|Duration||1h 46m||Rating (UK)||12A|
|Source of story||A book of the same name by Jojo Moyes|
|Starring||Sam Claflin, Emilia Clarke, Brandan Coyle, Jenna Coleman, Janet McTeer, Charles Dance, Joanna Lumley,|
Elevator Pitch: Louisa Clark, a slightly off the wall young woman, gets the job of being a sort of companion to a quadriplegic young man from a very rich family who is in the state because of being run down by a motor cycle. They gradually develop feelings for each other, but this makes him even more determined to end his life, since he does not want to saddle her with his continued impairment for which there will be no cure. She on the other hand makes very effort to demonstrate to him that life is worth living. How will it end?
Content: No sex or nudity and just a bit of drinking.

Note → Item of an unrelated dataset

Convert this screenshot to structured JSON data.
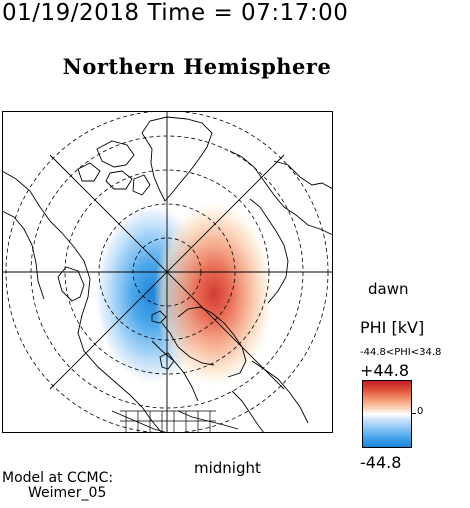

Lou is sacked from the café in which she has been working and gets the job being companion to Will, whose accident we see. The small Clark house is full of people, the enormous house inhabited by Will is almost empty. They, Lou and Will, then spend a lot of time in different places, including the castle owned by Will’s family. Will is sometimes ill and in bed. Lou is distressed. Then she develops a bucket list, which they fulfil, including a holiday in Mauritius which they get to by private jet.
A View: The film was subject mixed reviews from the critics and some criticism from the general public for the negative view of quadriplegics is promotes. Emilia Clarke is prompted to overdo her “kookiness”, but becomes a bit less manic towards the end. The book was very popular, and turned Jojo Moyes from an also ran into a best seller, and so the film made a fortune. It is probable that if you decide to watch this you know what you are getting. I had an idea but thought that they might have made a better job of it. I can’t honestly recommend it even for nothing. I watched it so you don’t have to.
Additional Info: The castle, supposedly somewhere in England, is actually Pembroke Castle in Wales, one of those capable of being resupplied by sea, and so able to withstand sieges by the pesky Welsh.